We walked the short distance back into town and found the museum which is housed in an imposing building just outside the town centre.
After all that history we were in need of a coffee, so we wandered into the town centre looking for a cafe. I remembered that the pilot book had suggested that the church was worth a visit.
We tried an obvious door beneath the church tower which had a statue of St Cornely in a niche above it. Sadly it was locked, luckily I decided to look around the corner and found the proper entrance.
As entrances go it was pretty majestic, however nothing prepared us for what awaited inside.
The church dated from the 1600s although there was a church on the site from much earlier. The original building was extended in the late 15th century and in 1717 the vaulted ceilings were covered with wooden wainscotting and painted by a man named Le Corre. They are the largest covered and painted vaults in Brittany and depict various scenes from the Gospel or representing scenes from the life of St Cornely.
Lynne was particularly taken by a small chapel that was painted in a type of Trompe l'oeil.
Again these are from the 1600s.....and very fine.
A beautiful church and a real surprise.
Eventually we did get our coffee, rather later than we had planned, we also explored a little more of Carnac and as well as discovering a Lidl supermarket we also came across a charming antiques and curio shop.
This was full of essential items such as boat rudders bronze horses heads, glassware and statues, a wardrobe I was convinced had Narnia on the other side, and all kinds of interesting stuff.
Lynne decided she wanted to stay another day so the following morning on our way to the supermarket for bread ( the local boulangerie had proven a disappointment ) we discovered it was market day.
We love French markets!
Of course it made us hungry but we did manage to buy a ' flute' from a stall holder that was much better quality so that was lunch sorted.....
A day at the beach seemed in order so after consulting our maps we decided to walk to the beach at Plage de Paulbert, after retracing our steps to the market ( which had now gone ) we climbed a little up the hill behind town and before long had plunged into some lovely countryside.
The path cut through some woods of oak pine and alder and it was easy to see why the area was so attractive to our ancient ancestors as there were berries and fruit in abundance, when you also consider the rich food supplies available from the sea ( several French people would be harvesting cockles on the beach today) it was a very easy place to live.

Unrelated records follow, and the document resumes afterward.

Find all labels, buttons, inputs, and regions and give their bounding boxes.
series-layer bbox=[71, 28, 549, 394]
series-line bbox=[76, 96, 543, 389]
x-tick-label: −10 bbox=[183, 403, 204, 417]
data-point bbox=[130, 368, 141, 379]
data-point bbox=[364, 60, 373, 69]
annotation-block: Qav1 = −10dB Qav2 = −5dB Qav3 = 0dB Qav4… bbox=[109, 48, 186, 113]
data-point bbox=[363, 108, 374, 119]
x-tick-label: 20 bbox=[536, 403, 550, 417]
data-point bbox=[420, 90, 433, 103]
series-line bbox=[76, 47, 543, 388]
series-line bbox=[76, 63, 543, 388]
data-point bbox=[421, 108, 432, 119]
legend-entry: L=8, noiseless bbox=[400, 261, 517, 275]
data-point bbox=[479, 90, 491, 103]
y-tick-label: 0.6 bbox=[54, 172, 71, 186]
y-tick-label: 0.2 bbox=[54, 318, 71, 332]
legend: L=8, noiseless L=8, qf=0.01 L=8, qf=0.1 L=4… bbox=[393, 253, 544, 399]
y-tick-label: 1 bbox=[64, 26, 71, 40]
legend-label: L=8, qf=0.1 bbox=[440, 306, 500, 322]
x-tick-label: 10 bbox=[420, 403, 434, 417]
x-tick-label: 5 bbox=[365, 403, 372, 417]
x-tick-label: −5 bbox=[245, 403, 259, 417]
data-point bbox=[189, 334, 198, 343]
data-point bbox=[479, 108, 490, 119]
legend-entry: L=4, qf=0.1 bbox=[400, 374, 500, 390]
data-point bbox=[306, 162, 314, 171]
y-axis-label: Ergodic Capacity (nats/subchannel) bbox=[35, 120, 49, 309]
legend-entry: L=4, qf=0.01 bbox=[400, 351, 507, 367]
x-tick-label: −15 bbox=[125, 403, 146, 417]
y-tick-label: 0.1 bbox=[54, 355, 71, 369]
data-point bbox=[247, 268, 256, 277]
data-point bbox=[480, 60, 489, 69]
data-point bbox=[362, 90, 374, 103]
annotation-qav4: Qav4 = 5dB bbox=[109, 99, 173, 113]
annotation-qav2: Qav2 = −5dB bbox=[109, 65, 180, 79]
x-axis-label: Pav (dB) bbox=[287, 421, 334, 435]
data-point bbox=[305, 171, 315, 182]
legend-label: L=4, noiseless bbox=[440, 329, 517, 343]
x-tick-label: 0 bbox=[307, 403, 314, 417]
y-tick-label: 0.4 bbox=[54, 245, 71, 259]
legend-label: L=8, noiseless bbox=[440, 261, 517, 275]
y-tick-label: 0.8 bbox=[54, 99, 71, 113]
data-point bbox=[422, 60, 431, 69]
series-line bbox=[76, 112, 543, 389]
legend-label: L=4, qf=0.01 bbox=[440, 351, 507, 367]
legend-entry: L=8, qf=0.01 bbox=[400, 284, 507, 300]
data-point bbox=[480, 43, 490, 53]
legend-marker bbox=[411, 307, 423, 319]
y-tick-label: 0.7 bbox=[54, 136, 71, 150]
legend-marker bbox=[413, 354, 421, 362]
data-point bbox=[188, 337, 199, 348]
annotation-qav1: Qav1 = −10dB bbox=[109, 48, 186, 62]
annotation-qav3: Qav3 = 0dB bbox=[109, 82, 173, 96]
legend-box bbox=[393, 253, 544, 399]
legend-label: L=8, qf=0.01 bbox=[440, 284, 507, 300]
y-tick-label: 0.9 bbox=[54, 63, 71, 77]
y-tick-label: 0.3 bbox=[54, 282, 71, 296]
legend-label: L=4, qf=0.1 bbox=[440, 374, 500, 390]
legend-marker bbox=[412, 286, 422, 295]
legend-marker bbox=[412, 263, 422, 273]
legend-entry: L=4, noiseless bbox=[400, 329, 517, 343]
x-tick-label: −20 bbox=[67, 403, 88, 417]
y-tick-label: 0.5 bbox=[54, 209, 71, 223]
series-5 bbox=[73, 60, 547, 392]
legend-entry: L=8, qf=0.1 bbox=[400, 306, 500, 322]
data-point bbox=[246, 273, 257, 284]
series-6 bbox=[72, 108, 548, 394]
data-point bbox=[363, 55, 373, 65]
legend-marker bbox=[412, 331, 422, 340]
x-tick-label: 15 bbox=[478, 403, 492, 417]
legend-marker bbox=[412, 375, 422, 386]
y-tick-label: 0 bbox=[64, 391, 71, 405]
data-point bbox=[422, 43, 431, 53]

We soon arrived at the beach and had yet another lazy day however we struggled to swim as no matter how far out we walked the water never got any deeper, however being shallow it was at least warm! We also walked out to a small island called isle du Stuhan which was joined to the mainland by a sandy causeway.
Lynne is beginning to cope a little better with the heat, but we are now being a little more sensible about the amount of time we are exposed to the sun, lathered in factor 30 and Lynne wears a sunhat.
The Quiberon peninsular always reminds me of pine trees and sand. I think because it seems to consist largely of those two things, that's not to say they don't present a pleasing aspect but It was nice on our return to see some variety in the woodland, an extremely pleasant day.
Still loads of pine trees though!
P.S.
On a sad note I have to report the demise of " lettuce" we bought it in April and our everlasting lettuce has been doing sterling service and providing salad leaves for lunches and teas ever since. However lettuce as well as Lynne has not been coping with the heat so as he was obviously wilting we decided to consign our friend to the deep just after the Teighnhouse passage. Sadly missed.